Era una domenica quando i miei genitori mi portarono qui. Avevano paura di me, dicevano. Avevano paura del loro stesso figlio, o meglio, della mia malattia.
Avevano paura che io potessi fare del male a loro.
Non sono stato un bambino normale quando ero piccolo, sapevo di aver qualcosa che non andasse. All'inizio lo sapevo solo io, poi lo scoprirono i miei compagni di classe, i loro genitori e, infine i miei, che decisero di portarmi in questo centro psichiatrico a soli 11 anni, ora ne ho 23.
Sono qui perché ho una sindrome maniaco-depressiva. In poche parole sono bipolare, di 1º tipo, ovvero:
-Non riesco a dormire quasi mai
-Sintomi depressivi
-Fuga delle idee e bruschi cambiamenti di pensiero
-Scarso giudizio
-Irrequietezza
-Aumento della libido, ovvero ho impulsi sessuali
Mi piace, anche, far soffrire le persone, ma non persone a caso, ma quelle che mi fanno qualcosa.
Indipendentemente da tutte queste cose, io so che infondo, molto infondo, qualcosa di normale ce l'ho. Ad esempio, come dicono i dottori, è già tanto che riesco a controllare, quasi, i miei istinti.

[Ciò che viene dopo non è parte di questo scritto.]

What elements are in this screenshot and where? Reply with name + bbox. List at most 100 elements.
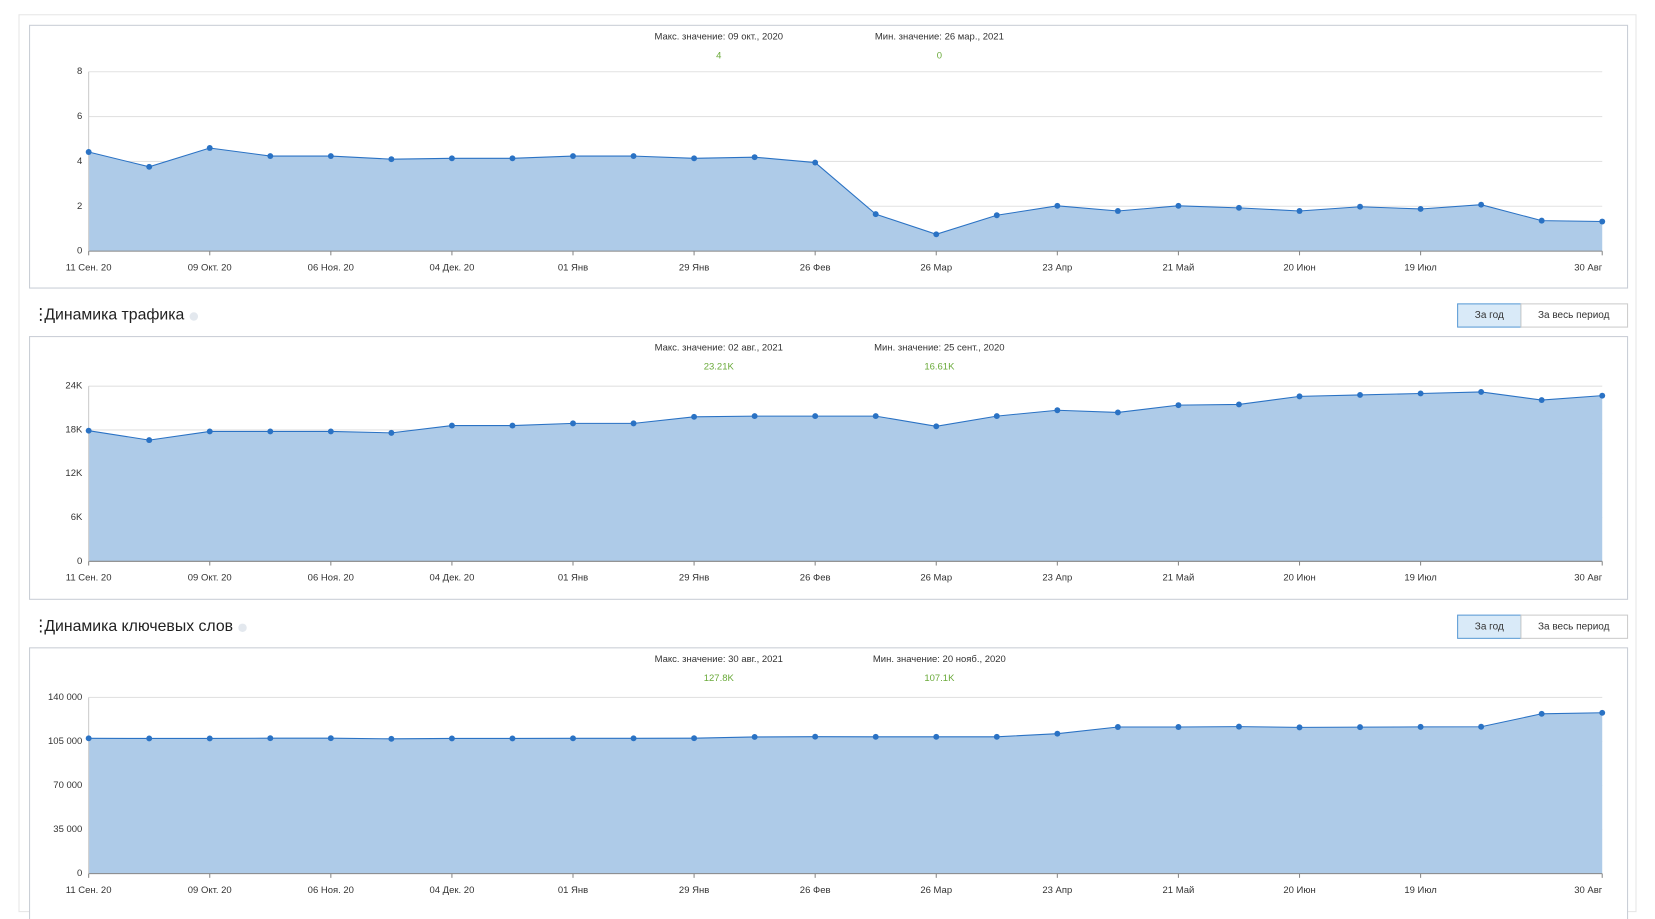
data-point: [1417, 206, 1424, 212]
button[interactable]: [1520, 303, 1629, 328]
max-value: 127.8K: [704, 673, 735, 684]
max-value: 23.21K: [704, 362, 735, 373]
x-tick-label: 26 Фев: [800, 262, 831, 273]
data-point: [751, 413, 758, 420]
button[interactable]: [1520, 614, 1629, 639]
data-point: [1599, 218, 1606, 225]
x-tick-label: 09 Окт. 20: [188, 573, 232, 584]
data-point: [1599, 392, 1606, 399]
button-label[interactable]: За весь период: [1538, 310, 1610, 321]
y-tick-label: 140 000: [48, 692, 82, 703]
data-point: [509, 735, 516, 742]
y-tick-label: 105 000: [48, 736, 82, 747]
data-point: [206, 145, 213, 151]
data-point: [570, 735, 576, 742]
x-tick-label: 01 Янв: [558, 573, 588, 584]
data-point: [85, 149, 92, 155]
data-point: [1296, 208, 1303, 214]
max-label: Макс. значение: 09 окт., 2020: [655, 31, 784, 42]
data-point: [206, 428, 213, 435]
data-point: [691, 155, 698, 162]
data-point: [1054, 407, 1061, 414]
data-point: [206, 735, 213, 742]
max-value: 4: [716, 50, 721, 61]
data-point: [1357, 391, 1364, 398]
x-tick-label: 04 Дек. 20: [429, 885, 474, 896]
data-point: [267, 428, 274, 435]
data-point: [1236, 204, 1242, 211]
x-tick-label: 21 Май: [1163, 885, 1195, 896]
y-tick-label: 0: [77, 868, 82, 879]
x-tick-label: 04 Дек. 20: [429, 573, 474, 584]
data-point: [872, 413, 879, 420]
button-label[interactable]: За весь период: [1538, 621, 1610, 632]
x-tick-label: 26 Фев: [800, 573, 831, 584]
y-tick-label: 4: [77, 156, 82, 167]
min-label: Мин. значение: 26 мар., 2021: [875, 31, 1004, 42]
data-point: [146, 163, 153, 170]
area: [88, 712, 1603, 874]
x-tick-label: 09 Окт. 20: [188, 885, 232, 896]
x-tick-label: 26 Мар: [920, 885, 952, 896]
data-point: [1357, 724, 1364, 731]
x-tick-label: 29 Янв: [679, 885, 709, 896]
y-tick-label: 0: [77, 556, 82, 567]
x-tick-label: 09 Окт. 20: [188, 262, 232, 273]
x-tick-label: 30 Авг: [1574, 262, 1603, 273]
data-point: [448, 735, 455, 742]
max-label: Макс. значение: 30 авг., 2021: [655, 654, 783, 665]
data-point: [751, 733, 758, 740]
data-point: [1417, 390, 1424, 397]
data-point: [327, 428, 334, 435]
button-label[interactable]: За год: [1475, 621, 1504, 632]
x-tick-label: 19 Июл: [1404, 885, 1436, 896]
x-tick-label: 21 Май: [1163, 262, 1195, 273]
data-point: [1478, 201, 1485, 208]
y-tick-label: 2: [77, 201, 82, 212]
data-point: [1114, 208, 1121, 214]
x-tick-label: 30 Авг: [1574, 885, 1603, 896]
data-point: [388, 156, 395, 163]
x-tick-label: 01 Янв: [558, 262, 588, 273]
data-point: [1296, 724, 1303, 731]
data-point: [1538, 710, 1545, 717]
data-point: [388, 429, 395, 436]
area: [88, 391, 1603, 562]
data-point: [691, 735, 698, 742]
section-title: Динамика ключевых слов: [44, 618, 233, 635]
area: [88, 147, 1603, 252]
section-title: Динамика трафика: [44, 307, 184, 324]
y-tick-label: 12K: [65, 468, 83, 479]
data-point: [570, 420, 576, 427]
data-point: [146, 735, 153, 742]
data-point: [267, 153, 274, 160]
data-point: [993, 733, 1000, 740]
data-point: [85, 427, 92, 434]
data-point: [1236, 401, 1242, 408]
data-point: [1175, 402, 1182, 409]
button-label[interactable]: За год: [1475, 310, 1504, 321]
data-point: [509, 155, 516, 162]
data-point: [812, 159, 819, 166]
data-point: [751, 154, 758, 161]
max-label: Макс. значение: 02 авг., 2021: [655, 343, 783, 354]
x-tick-label: 11 Сен. 20: [66, 885, 112, 896]
data-point: [691, 413, 698, 420]
data-point: [933, 423, 940, 430]
x-tick-label: 29 Янв: [679, 573, 709, 584]
data-point: [872, 733, 879, 740]
min-label: Мин. значение: 20 нояб., 2020: [873, 654, 1006, 665]
data-point: [630, 420, 637, 427]
data-point: [1538, 397, 1545, 403]
y-tick-label: 35 000: [53, 824, 82, 835]
data-point: [1478, 723, 1485, 730]
data-point: [1175, 724, 1182, 730]
data-point: [933, 733, 940, 740]
x-tick-label: 21 Май: [1163, 573, 1195, 584]
data-point: [1114, 724, 1121, 730]
x-tick-label: 04 Дек. 20: [429, 262, 474, 273]
x-tick-label: 19 Июл: [1404, 573, 1436, 584]
data-point: [448, 422, 455, 429]
x-tick-label: 23 Апр: [1042, 885, 1072, 896]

In questo posto ho anche degli amici, diciamo.
C'è Federica, che è psicopatica, malata di mente e poi c'è Robert che, invece, non abbiamo capito il perché sia qui, in realtà non lo sa nemmeno lui.
***
Domenica 14 maggio, 6:50
"Benjamin, sveglia, devi andare a lavarti" mi chiamò Lauren, ormai era così da tre anni.
"È mai possibile che, essendo passati tre anni, non ancora hai capito che non dorma?!" le chiesi acido.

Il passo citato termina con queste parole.